Abstracts

Post-encephalitis Epileptic Network

Abstract number : 3.435
Submission category : 18. Case Studies
Year : 2023
Submission ID : 1420
Source : www.aesnet.org
Presentation date : 12/4/2023 12:00:00 AM
Published date :

Authors :
Presenting Author: Mark Orlando, MD – Cleveland Clinic FLORIDA

Amaya De La Pena, MD – Cleveland Clinic; Camilo Garcia, MD – Cleveland Clinic Florida

Rationale: Patients who had seizures in the setting of acute encephalitis have a 22% risk to develop epilepsy by 20 years (3). Surgical outcomes requires precise localization of epileptogenic focus in this population.



Methods: We discuss two patients with post-encephalitis intractable focal epilepsy. Data includes history, semiology, scalp EEG findings, MRI Brain, PET, SPECT and stereo-EEG findings. 

Results: Patient 1 had GTC at age 36, after encephalitis and had 10 GTCs per year. Treatments failed until surgery at age 50. There are two semiologies, one with no clinical signs for 14-40 seconds, nonsensical speech, non-versive left head turn, left facial tonic contraction with sign of four (extension left arm) and GTC. The second had an auditory aura of a familiar song, and GTC. MRI brain was negative. PET showed bilateral hypometabolism in perisylvian, insular and mesial temporal regions. SPECT showed hyperperfusion in posterior perisylvian regions and insula, mainly on the right, and in mesial temporal structures (Figure 1). Scalp EEG showed seizures arising from bilateral fronto-temporal regions. SEEG showed spikes in the right temporal operculum, STS, and mesial temporal structures. Ictal onset was in the lateral neocortical posterior perisylvian region, starting with STS and lateral contacts of MTG, anterior STS and involvement of ITG and mesial temporal structures (Figure 1). 

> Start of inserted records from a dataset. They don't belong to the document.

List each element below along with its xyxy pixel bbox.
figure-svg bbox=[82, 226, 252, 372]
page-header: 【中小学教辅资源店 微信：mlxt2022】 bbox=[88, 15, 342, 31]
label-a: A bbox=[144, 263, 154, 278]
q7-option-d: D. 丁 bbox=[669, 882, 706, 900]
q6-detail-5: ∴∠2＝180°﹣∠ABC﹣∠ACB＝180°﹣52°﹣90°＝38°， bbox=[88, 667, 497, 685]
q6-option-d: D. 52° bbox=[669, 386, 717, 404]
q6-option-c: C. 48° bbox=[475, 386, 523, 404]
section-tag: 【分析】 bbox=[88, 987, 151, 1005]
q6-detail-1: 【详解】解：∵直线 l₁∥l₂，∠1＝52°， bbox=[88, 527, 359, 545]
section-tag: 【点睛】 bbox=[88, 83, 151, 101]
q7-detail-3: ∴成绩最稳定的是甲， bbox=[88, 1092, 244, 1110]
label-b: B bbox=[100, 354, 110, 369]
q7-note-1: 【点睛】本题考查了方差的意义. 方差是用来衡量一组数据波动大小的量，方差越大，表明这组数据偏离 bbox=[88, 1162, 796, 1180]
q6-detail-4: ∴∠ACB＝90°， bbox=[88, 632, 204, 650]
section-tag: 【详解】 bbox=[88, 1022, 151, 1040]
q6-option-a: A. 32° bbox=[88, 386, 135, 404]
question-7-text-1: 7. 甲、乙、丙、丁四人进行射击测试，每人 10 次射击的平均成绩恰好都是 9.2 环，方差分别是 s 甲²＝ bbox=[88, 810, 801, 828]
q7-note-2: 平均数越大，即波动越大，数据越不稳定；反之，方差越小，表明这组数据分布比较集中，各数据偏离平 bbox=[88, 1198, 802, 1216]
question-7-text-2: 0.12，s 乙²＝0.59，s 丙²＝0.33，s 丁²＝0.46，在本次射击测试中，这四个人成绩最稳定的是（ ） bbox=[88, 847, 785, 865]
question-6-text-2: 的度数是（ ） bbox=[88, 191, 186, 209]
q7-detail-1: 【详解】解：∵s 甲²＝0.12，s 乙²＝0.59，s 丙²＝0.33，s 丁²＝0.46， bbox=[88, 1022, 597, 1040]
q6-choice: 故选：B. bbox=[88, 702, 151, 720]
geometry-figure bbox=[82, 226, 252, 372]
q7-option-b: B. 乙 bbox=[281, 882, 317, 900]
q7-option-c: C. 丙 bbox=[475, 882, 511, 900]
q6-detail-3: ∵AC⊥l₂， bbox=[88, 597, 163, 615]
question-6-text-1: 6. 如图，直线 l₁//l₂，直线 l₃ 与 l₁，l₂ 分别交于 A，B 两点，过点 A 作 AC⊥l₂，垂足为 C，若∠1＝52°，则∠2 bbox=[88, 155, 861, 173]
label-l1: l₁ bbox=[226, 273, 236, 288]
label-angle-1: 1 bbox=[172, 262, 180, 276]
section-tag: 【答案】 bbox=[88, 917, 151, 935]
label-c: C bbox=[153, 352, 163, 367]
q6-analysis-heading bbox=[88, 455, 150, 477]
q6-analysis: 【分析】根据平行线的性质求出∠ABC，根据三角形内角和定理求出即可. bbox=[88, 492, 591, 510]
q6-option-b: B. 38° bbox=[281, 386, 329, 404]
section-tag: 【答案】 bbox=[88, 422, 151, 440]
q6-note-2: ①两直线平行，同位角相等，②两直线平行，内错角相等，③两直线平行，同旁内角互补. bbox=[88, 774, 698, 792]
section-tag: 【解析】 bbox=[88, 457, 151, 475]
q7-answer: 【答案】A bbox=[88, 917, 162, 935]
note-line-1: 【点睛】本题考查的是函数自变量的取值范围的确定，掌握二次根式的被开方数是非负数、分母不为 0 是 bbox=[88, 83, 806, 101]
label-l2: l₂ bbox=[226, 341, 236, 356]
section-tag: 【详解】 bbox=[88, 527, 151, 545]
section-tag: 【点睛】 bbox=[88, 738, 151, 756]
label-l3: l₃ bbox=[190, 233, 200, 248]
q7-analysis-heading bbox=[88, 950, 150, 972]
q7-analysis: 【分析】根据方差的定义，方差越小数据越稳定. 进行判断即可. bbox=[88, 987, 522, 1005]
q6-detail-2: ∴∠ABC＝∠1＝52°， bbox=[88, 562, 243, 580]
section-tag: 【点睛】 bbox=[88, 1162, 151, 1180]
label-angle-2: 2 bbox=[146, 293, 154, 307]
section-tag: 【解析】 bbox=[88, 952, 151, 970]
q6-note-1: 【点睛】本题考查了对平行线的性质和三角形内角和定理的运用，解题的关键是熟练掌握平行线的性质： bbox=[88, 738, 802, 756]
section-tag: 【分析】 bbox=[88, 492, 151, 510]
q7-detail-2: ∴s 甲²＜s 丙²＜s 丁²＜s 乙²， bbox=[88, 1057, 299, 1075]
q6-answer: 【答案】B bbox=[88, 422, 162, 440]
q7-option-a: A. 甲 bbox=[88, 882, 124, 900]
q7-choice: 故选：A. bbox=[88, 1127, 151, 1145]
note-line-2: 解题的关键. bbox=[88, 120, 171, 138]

Patient 2 seizures began after viral encephalitis at age 24. By 39 two prior epilepsy surgeries had failed. Semiology began with “hearing something from far away”, tingling of the right hand and/or leg, right face tonic contraction, right gaze deviation and GTC. The second had the auditory aura, oral automatisms, left face tonic, left hand dystonic posture, GTC. 

MRI showed encephalomalacia in the right temporal region with perilesional gliosis. PET showed hypometabolism there and in the contralateral temporal lobe. SPECT showed hyperperfusion in the right > left insular and perisylvian regions. Scalp EEG lateralized to the left hemisphere with typical seizures. SEEG showed spikes in bilateral temporal opercula, parahippocampal/fusiform gyrus, posterior insula, left amygdala, hippocampus and entorhinal cortex. Ictal onset was localized to independent bilateral Heschl’s gyri, posterior perysilvian regions followed by insula.



Conclusions: In post-encephalitic epilepsy, the network includes posterior perisylvian regions, STS, Heschl’s gyrus, posterior/anterior insula with spread to mesial temporal structures. Poor surgical outcomes can be due to misconceptions that mesial temporal structures are the main epileptogenic zone. Previous research has shown failure to achieve seizure freedom in 52% of patients. These two patients have a wide epileptic network primarily involving the posterior perisylvian regions with spread to mesial temporal structures. Considering such complexity, hypotheses should include posterior perisylvian networks despite evidence of MTS involvement. Stereo-EEG is therefore critical to localize the epileptogenic zone, maximizing the efficacy of surgical treatment.